A simple nylon strap, whether it's a NATO-style or Zulu-style design, can make a huge change in a watch. It's my personal favorite accessory, and over half the timepieces I wear are on a nylon strap. They are comfortable, lightweight, and come in hundreds of styles from plain solid colors all the way to patterned designs. They're durable, washable, and not too expensive, either. I wear this camo design on my G-Shock, and it's gone snorkeling with me in the beach, gotten grease stains while working on my race car, and generally takes a beating. The design is still clear, and I use it quite often. And because they are easy to swap around without the need for tools, I can wear the same watch every day with a different strap and it feels new and fresh each time I put it on.
I first discovered nylon straps as an alternative to leather and steel. I sweat easily, and my work conditions are such that leather and steel will get scratched, gouged, and otherwise damaged. Nylon, however foregoes these disadvantages, and unlike leather or steel, I can have a lot of fun with different colors or patterns. Among my favorites is this BMW-inspired design by Movement 923 that I wear with various watches - this time with a Rolex Explorer 2 that I used to own. It's made in Europe, and the material is soft with colors that don't bleed or easily fade, even after multiple washes.
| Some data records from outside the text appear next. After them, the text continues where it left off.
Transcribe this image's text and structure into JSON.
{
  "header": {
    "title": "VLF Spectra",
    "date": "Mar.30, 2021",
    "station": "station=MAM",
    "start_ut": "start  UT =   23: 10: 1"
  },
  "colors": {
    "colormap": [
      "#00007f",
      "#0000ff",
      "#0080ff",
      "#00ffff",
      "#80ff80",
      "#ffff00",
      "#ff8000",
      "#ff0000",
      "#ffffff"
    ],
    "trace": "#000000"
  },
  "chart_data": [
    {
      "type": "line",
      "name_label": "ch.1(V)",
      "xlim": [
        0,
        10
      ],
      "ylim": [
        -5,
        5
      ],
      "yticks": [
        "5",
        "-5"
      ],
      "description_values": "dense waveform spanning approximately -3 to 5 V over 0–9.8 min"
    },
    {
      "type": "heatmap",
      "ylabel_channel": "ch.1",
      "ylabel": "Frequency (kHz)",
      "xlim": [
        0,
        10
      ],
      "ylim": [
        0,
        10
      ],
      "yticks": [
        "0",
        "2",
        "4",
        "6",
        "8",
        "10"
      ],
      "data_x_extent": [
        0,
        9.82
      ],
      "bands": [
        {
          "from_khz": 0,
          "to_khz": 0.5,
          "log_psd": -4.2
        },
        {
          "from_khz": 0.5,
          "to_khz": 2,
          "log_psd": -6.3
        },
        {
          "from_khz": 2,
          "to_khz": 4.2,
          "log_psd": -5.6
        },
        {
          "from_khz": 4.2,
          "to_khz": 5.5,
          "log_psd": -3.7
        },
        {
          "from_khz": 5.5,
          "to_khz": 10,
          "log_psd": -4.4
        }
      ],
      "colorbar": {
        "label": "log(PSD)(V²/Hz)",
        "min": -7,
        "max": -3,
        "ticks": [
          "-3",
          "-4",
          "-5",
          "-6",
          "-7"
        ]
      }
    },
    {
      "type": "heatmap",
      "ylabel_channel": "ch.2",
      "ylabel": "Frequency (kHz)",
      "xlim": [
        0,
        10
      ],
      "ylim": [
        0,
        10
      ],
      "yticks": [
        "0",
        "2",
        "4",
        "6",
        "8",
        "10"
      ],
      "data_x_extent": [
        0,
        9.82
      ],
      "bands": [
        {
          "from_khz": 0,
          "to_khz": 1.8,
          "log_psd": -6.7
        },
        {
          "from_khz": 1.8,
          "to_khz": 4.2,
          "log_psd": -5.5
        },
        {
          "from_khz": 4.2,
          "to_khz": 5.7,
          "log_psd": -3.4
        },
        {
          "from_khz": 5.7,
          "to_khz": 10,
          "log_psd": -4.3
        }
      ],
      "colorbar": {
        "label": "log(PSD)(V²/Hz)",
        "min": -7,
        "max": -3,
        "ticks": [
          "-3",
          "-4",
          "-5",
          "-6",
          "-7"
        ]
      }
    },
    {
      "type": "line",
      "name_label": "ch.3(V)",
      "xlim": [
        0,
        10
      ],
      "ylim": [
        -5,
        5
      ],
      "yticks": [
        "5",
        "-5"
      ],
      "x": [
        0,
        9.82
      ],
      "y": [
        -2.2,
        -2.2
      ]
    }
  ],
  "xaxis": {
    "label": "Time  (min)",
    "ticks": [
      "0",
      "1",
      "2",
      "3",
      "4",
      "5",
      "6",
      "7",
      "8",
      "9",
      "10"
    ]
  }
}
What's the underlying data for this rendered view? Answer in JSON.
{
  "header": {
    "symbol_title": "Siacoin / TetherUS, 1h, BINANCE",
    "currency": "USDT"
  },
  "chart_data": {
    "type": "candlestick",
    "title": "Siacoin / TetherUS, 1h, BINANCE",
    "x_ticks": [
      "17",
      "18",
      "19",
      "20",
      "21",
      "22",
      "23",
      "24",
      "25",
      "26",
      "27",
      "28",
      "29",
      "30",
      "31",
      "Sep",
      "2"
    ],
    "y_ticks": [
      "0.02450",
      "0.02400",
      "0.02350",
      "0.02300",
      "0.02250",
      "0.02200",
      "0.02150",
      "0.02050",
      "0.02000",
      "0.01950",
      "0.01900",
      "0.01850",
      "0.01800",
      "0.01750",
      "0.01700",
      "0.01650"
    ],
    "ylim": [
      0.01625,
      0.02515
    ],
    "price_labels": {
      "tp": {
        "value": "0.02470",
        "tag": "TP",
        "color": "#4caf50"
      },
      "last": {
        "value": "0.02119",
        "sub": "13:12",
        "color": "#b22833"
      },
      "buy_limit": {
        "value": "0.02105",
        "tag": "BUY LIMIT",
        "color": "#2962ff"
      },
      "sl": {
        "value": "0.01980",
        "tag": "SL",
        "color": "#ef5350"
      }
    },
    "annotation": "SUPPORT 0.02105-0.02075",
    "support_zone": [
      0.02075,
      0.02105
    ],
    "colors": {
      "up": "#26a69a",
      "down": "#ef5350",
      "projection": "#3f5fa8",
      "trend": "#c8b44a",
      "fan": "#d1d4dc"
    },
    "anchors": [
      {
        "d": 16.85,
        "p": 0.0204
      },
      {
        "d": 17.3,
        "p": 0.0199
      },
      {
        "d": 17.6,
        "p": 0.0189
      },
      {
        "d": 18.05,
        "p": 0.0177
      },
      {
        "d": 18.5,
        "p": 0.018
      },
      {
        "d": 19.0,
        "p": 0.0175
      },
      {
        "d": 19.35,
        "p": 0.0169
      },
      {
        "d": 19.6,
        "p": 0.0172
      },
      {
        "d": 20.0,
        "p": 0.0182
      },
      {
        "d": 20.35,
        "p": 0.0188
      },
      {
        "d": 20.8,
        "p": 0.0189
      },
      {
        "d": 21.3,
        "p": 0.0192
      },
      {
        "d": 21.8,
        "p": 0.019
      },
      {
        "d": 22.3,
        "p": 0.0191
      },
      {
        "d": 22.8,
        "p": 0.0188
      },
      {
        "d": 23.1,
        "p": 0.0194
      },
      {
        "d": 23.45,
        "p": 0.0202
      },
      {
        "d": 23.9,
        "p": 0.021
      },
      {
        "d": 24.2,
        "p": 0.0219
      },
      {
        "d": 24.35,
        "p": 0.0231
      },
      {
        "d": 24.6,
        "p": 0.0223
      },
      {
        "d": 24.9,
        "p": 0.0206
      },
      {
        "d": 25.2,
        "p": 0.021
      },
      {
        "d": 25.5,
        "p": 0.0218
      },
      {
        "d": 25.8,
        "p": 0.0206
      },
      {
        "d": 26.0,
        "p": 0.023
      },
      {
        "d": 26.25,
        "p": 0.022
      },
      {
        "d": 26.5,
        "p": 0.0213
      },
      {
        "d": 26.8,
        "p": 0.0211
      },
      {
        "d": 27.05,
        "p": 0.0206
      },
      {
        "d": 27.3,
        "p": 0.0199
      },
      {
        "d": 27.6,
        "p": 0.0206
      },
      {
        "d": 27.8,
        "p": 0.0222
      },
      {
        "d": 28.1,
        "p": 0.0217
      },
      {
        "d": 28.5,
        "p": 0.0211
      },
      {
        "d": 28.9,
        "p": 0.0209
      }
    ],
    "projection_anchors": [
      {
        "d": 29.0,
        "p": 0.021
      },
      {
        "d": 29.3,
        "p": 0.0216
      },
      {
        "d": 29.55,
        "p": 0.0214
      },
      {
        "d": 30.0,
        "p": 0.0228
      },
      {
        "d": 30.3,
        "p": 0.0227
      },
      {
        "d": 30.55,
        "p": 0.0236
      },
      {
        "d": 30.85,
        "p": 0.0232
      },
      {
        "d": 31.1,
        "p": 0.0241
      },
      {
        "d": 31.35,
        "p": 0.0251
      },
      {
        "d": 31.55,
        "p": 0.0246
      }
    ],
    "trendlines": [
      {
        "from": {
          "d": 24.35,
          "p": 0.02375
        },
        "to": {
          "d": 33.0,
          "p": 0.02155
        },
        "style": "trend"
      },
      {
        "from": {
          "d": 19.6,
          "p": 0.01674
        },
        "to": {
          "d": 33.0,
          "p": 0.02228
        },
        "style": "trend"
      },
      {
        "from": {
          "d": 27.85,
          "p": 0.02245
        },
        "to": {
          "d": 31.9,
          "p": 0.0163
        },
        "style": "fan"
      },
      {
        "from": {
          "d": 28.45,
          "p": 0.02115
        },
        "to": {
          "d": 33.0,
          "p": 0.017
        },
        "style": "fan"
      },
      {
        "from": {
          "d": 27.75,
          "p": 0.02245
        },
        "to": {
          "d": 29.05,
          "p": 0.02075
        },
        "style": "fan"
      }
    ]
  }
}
Some enthusiasts want a strap that's a little more substantial, and you can't go wrong with leather. Leather can both dress a watch up or dress it down, depending on the aesthetic you are after. There are a lot of places you can buy leather straps - you can find kiosks in various malls that sell them. If you're looking for something unique, however, there are a lot of great leather-workers in the Philippines that will do custom straps for you. Among them is Jaquie Ang, whose creations are all done by hand and made to order.
Jaquie only makes full grain cow hide leather straps, but there are a lot of color options. Colors come in small batches, and once that color is gone, that's it. Different buckle hardware and colored stitching further makes each piece unique. Glue or other adhesives aren't used, so the straps are more resistant to heat or being submerged in water. The right color strap can really enhance the character and beauty of a watch, if paired correctly. This Hamilton Jazzmaster Maestro's gold hands and indices have more pop to them against the white dial when matched with this gorgeous green leather strap.
Once limited to just diver's watches and G-Shocks, silicone or rubber straps have grown in popularity for all sorts of watches. Even Rolex offers their own Oysterflex rubber band on select variants of the Daytona. Now you can get aftermarket rubber straps for most watches, with vibrant colors and the durability of rubber. Unlike nylon or leather, choosing a product depends on the kind of watch you have - Rolex, Seiko, Panerai, or something else. For this reason, I'm including here three brands Everest (who make exclusively for Rolex), Crafter Blue and Uncle Seiko (who are Seiko-specific), and Horus (who do straps for AP, Panerai, and Apple Watch) - all of which are available from Horology Matters.
Rubber straps have a certain sportiness to them that lends well to more expensive, or larger case-sized tool watches. This works out well, too, because they aren't cheap - with prices in the five-figure range, you are right to expect a top-quality product. Thankfully, with the three brands mentioned, this isn't a problem. All three are UV, water and chemical resistant, which means durability isn't an issue. A lot of rubber straps also are hard and uncomfortable, but these are nice and pliable, meaning a more comfortable fit. If ever there was a watch-equivalent of "glamping" - that is glamorous camping - this would be it.
There are actually a few more aftermarket strap options, such as perlon and various metal bands. These three - nylon, leather and rubber - however, are the most popular. Which is best? That depends on the user - and the watch it will go on. While each has its own charm and function, and I don't believe that any have a definite advantage over the other. Much like watches themselves, the decision to go with any of these straps is purely a personal choice. The best part is that having different straps means you don't have to choose just one. Right now I could wear a nylon strap on a Seiko, but I might wear a leather strap on an Omega tomorrow, and a rubber strap on a Rolex the day after that. After all, why choose when you can have it all?